Бунты вспыхивали часто. Сборщиков убивали (был даже обычай варить их в котлах). Но это было настолько обычно, что мелких восстаний даже не подавляли. Ведь государство деньги уже получило, а если финансист потерял одного из служащих — это его риск. И чаще всего, само успокаивалось — побунтовав, крестьяне возвращались к полевым работам. Если же откупшик договаривался с военным командованием (за свой счет) или восстание принимало более крупные размеры, посылали 2–3 роты солдат. Вешали для отстрастки несколько человек, остальных пороли, выколачивая недоимки. “Пауков”-финансистов ненавидели все, сочиняли едкие памфлеты, против них выступали парламенты. Хотя, как показали новейшие французские историки, финансисты тоже… выступали посредниками. Во Франции основными богатствами владела знать. Которая и ссужала деньги откупщикам под 5–6 %. Это считалось выгодным и надежным вложением. И в подобных делишках были замешаны 2/3 парламентариев (вслух осуждавших финансистов), и такие фамилии, как Гизы, Этампы, Суассоны, Конде, Вандомы. И канцлер Сегье, и Анна Австрийская, и сам Ришелье.

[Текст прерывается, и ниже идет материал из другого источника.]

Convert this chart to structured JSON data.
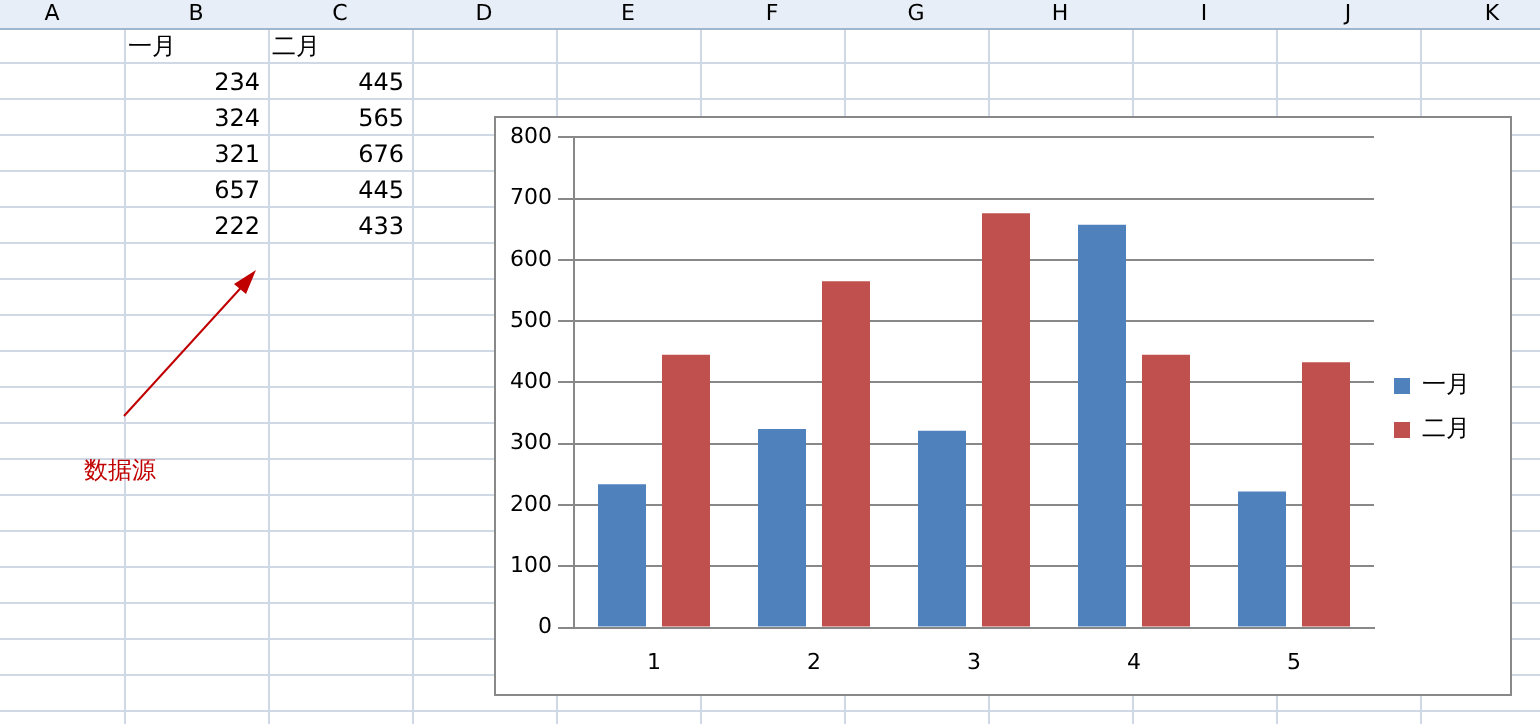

Но и собранные средства не полностью доходили до Парижа. Многое утекало на сторону, разворовывалось на местах, недобиралось за взятки. В 1634 г. кардинал создал комиссию по регулированию сбора налогов и ввел должности королевских интендантов. Теоретически они были не покупными, а назначаемыми из самых надежных людей (хотя на практике интенданту требовалось купить должность королевского следователя за 150 тыс). Всего их было 150, они получали огромные полномочия, отряды солдат. И злоупотребления они выявили колоссальные. Однако местные чиновники приняли интендантов в штыки, сочтя их вмешательство наступлением на свои права (и кормушки). Всячески препятствовали им, саботировали и срывали их распоряжения. Положение осложнялось тем, что из-за суровых зим выдался неурожай, деревня голодала, в Бургундии началась чума.